The Parekhs rush to Parminder's wedding. Parminder's brother sees the news and happily accepts Himanshu as his brother-in-law.

==Cast==
- Anang Desai as Tulsidas Parekh a.k.a. Babuji: Praful and Bharat's father; Hansa and Jayshree's father-in-law; Jackky and Chakki's grandfather.
- Rajeev Mehta as Praful Tulsidas Parekh: Tulsidas' elder son; Hansa's husband; Jayshree's brother-in-law; Chakki's father.
- Supriya Pathak as Hansa Praful Parekh(née Seth): Chandrakant's daughter; Himanshu's elder sister; Praful's wife; Jayshree's sister-in-law; Chakki's mother.
- Jamnadas Majethia as Himanshu Chandrakant Seth: Chandrakant's son; Hansa's brother; Praful's brother- in-law; Chakki's uncle.
- Nimisha Vakharia as Jayshree Parekh: Bharat's widow; Jackky's mother; Tulsidas' daughter-in-law; Praful and Hansa's sister-in-law.
- Kirti Kulhari as Parminder “Pammi” Kaur / Laado Rani (Himanshu's love interest)
- Gireesh Sahedev as Parminder Singh, Pammi's brother
- Farah Khan as herself (cameo) – special appearance
- Arvind Vaidya as Chandrakant "Chandu" Seth, Himanshu and Hansa's father
- Dinyar Contractor as Judge
- Satish Shah as Ishwar Buddhidev (cameo)
- Deven Bhojani as hospital patient (cameo)
- Paresh Ganatra as Advocate Pandit (cameo)
- Kesar Majethia as Chakki Praful Parekh (narrator)
- Markand Soni as Jackky Bharat Parekh (narrator)
- Neel Patel as School Kid #1
- Juhi Rangpariya as School Kid #2
- Neil Jaysinghania as School Kid #3
- Anuj Gupta as Police Inspector
- Tina Parekh as Margaret “Maggie” D'Silva

== Release ==
The film released on 1 October 2010 and became the first Indian television series to be adapted into a film. The film faced stiff competition from films Anjaana Anjaani and the Hindi-dubbed version of Enthiran (Robot), and its performance at the box office was subsequently termed a hit.

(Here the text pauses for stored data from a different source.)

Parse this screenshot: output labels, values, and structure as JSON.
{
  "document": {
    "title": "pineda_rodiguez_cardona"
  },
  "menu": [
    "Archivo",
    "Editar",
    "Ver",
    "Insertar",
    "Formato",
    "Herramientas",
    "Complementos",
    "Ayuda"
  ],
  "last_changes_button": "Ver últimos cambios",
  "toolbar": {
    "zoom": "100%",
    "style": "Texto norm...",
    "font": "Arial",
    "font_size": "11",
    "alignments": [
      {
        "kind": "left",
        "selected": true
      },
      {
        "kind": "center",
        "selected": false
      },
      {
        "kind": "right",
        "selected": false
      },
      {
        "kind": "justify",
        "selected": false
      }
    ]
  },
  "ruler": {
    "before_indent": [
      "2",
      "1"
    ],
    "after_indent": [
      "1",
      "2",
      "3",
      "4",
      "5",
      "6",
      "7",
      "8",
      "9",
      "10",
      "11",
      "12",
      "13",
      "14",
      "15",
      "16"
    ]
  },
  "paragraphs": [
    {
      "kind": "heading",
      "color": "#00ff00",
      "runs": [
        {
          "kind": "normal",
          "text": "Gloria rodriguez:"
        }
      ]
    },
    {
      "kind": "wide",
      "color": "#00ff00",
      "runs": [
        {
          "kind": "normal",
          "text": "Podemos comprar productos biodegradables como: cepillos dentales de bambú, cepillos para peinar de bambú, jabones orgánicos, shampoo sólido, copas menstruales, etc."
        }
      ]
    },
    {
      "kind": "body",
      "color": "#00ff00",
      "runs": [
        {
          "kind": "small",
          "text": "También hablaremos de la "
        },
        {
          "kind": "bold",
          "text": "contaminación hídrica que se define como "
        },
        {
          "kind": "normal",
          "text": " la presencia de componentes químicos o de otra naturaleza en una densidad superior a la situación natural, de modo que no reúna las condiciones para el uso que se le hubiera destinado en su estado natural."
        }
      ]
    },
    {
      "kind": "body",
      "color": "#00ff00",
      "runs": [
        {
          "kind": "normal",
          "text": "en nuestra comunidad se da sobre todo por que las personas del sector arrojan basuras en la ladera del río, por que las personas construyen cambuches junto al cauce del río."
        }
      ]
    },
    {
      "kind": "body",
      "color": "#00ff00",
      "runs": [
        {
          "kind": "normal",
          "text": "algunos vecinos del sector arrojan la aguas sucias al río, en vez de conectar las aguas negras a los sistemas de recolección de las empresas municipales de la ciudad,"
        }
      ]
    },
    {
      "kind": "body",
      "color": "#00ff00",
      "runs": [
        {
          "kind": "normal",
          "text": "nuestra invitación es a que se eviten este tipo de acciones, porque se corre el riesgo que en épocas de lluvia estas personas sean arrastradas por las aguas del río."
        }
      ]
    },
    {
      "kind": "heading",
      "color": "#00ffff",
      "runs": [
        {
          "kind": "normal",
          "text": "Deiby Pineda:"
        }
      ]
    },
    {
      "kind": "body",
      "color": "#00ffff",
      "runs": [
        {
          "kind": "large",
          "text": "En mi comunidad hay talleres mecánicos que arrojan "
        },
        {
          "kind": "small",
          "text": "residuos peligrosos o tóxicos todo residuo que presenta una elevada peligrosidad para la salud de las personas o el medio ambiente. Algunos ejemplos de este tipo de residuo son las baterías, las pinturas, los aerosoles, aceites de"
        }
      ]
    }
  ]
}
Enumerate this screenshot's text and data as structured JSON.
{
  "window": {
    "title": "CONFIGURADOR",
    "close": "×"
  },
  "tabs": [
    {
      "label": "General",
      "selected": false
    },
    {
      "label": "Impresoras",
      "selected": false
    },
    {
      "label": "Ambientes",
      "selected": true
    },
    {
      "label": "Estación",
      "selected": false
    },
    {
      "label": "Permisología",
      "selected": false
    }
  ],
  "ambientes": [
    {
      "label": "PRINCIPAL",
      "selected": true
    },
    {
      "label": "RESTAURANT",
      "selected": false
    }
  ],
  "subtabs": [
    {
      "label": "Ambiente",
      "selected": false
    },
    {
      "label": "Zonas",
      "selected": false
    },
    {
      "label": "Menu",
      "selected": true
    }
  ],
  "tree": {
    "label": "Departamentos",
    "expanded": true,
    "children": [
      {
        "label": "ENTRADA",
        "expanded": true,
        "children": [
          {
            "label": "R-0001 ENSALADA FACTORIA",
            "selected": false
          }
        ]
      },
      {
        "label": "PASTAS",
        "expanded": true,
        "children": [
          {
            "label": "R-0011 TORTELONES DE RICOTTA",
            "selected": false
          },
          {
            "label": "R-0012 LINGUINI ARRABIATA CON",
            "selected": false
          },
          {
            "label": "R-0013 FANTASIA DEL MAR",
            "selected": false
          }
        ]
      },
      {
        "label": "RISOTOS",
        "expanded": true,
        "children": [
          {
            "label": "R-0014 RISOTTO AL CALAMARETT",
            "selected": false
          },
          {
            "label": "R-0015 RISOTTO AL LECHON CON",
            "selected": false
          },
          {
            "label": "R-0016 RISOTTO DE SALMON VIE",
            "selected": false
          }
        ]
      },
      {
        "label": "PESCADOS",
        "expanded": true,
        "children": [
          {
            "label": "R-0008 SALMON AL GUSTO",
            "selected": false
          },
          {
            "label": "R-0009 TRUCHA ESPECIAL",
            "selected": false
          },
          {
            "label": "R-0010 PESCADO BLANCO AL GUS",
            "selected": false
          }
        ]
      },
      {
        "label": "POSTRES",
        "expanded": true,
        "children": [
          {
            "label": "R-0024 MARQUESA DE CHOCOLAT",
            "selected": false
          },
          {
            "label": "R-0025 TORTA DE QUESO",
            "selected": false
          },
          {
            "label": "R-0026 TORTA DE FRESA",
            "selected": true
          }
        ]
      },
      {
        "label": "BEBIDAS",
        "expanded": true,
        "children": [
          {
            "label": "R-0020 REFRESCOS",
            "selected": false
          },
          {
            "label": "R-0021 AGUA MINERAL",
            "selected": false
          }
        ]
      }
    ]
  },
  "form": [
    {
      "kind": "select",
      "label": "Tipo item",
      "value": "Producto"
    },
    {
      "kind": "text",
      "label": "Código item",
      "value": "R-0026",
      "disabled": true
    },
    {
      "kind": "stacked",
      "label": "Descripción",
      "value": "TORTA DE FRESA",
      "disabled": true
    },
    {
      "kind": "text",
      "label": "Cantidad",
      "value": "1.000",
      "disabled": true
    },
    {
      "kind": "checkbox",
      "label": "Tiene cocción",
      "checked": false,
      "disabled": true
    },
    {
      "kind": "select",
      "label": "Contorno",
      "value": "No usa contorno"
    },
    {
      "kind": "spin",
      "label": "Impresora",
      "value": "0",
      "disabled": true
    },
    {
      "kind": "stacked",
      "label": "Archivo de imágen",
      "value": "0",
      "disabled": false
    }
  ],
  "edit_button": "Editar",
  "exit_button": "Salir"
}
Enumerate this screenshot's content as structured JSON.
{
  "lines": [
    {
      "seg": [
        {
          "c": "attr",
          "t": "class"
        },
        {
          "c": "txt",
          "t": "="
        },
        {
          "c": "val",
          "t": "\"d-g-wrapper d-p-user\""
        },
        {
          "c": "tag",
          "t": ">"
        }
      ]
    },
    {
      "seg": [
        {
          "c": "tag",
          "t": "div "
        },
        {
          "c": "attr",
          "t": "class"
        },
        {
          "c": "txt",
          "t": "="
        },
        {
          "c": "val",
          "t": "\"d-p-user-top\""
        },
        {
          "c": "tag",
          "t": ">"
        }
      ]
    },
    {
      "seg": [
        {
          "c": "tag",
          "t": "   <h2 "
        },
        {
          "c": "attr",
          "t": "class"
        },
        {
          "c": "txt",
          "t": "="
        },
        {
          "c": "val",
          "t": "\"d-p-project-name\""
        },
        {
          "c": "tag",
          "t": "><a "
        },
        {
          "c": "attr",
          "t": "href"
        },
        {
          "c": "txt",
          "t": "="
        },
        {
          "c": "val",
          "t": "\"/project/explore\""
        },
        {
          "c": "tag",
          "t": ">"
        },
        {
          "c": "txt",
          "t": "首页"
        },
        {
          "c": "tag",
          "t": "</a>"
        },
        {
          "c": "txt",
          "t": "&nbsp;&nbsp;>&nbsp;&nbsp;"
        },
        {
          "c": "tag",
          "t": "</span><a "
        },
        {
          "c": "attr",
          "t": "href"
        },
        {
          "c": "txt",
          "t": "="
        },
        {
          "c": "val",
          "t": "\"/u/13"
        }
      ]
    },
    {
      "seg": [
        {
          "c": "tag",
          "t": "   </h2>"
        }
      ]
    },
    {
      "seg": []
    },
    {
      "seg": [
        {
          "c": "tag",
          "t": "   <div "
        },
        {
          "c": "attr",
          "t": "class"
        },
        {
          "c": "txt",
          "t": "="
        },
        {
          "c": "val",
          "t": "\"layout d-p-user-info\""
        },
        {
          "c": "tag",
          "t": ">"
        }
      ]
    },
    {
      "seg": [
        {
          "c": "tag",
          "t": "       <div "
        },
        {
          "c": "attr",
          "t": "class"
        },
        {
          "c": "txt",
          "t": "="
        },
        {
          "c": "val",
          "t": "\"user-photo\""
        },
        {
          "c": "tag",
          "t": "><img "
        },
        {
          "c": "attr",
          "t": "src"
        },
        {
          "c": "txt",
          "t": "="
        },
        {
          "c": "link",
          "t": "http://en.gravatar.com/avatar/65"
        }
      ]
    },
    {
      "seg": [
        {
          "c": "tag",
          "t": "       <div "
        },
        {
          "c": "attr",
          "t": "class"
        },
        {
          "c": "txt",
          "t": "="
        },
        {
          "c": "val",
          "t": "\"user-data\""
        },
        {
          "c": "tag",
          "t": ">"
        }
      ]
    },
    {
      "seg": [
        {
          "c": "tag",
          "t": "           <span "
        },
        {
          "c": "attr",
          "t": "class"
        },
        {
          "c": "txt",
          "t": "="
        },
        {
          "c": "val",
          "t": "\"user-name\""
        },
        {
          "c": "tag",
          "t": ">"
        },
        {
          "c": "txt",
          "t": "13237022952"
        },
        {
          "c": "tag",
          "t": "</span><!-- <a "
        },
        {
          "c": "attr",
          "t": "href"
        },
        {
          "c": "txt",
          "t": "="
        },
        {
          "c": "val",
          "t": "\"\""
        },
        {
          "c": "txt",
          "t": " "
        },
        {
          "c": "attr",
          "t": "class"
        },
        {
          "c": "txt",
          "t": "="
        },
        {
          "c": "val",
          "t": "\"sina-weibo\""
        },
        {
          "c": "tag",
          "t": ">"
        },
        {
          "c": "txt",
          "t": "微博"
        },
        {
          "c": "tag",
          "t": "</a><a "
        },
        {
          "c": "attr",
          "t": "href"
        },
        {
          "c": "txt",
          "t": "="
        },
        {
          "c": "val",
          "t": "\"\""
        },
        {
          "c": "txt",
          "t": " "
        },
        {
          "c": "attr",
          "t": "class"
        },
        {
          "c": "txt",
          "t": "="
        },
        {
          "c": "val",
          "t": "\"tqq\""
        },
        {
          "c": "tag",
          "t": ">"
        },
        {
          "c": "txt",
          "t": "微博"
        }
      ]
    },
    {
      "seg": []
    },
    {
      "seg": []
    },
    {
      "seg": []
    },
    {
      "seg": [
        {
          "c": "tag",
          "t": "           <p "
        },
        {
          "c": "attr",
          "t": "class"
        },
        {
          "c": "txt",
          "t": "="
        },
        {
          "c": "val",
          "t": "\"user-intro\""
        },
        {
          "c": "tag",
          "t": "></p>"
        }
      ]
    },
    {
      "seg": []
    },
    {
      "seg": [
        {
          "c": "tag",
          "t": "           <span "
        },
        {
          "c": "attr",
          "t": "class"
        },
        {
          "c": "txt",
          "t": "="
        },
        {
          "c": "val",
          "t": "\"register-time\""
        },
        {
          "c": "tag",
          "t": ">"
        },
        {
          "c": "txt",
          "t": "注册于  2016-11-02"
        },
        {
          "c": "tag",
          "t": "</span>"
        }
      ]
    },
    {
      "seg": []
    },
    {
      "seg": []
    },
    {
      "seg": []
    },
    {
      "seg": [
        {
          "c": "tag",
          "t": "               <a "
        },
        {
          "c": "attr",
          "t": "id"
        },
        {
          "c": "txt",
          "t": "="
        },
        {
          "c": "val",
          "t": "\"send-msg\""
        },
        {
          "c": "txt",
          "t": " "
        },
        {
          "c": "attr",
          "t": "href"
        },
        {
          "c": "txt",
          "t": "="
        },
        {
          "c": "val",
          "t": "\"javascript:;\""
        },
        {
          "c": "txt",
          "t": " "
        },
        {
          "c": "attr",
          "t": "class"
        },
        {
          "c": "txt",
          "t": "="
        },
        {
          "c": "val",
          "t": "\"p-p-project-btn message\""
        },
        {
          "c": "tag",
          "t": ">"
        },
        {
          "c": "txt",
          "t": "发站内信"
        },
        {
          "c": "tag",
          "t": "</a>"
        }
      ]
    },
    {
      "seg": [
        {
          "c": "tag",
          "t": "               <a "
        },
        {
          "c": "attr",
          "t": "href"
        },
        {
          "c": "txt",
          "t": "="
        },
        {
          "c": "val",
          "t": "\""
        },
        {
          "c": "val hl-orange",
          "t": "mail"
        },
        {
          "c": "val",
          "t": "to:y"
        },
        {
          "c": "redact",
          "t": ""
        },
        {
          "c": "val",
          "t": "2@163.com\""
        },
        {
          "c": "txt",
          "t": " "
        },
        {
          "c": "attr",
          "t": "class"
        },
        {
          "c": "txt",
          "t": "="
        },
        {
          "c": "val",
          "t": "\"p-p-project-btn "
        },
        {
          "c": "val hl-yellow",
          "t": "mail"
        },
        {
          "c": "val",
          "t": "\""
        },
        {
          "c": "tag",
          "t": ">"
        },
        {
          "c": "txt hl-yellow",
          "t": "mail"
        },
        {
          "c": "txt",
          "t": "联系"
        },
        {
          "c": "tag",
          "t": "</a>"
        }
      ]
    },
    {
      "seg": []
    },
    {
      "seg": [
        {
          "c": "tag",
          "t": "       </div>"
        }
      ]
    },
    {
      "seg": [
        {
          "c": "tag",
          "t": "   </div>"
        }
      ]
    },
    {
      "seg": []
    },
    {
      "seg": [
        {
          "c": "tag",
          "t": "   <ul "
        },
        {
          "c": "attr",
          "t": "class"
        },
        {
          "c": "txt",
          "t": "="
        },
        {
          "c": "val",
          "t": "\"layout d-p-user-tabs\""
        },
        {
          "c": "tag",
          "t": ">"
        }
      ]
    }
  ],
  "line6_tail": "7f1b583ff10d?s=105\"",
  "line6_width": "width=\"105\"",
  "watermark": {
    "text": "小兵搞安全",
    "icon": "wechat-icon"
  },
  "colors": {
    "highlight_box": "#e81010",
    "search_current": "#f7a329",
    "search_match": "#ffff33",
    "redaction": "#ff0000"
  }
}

== Awards and nominations ==
- 6th Apsara Film & Television Producers Guild Awards

- Nominated:
Producers Guild Film Award for Best Actor in a Comic Role — Jamnadas Majethia

- 2011 Zee Cine Awards
- Nominated:
Zee Cine Award for Best Actor in a Comic Role — Jamnadas Majethia

- 56th Filmfare Awards
- Nominated
Filmfare Award for Best Supporting Actress— Supriya Pathak

==Sequel==

A sequel titled Khichdi 2: Mission Paanthukistan was released on 17 November 2023.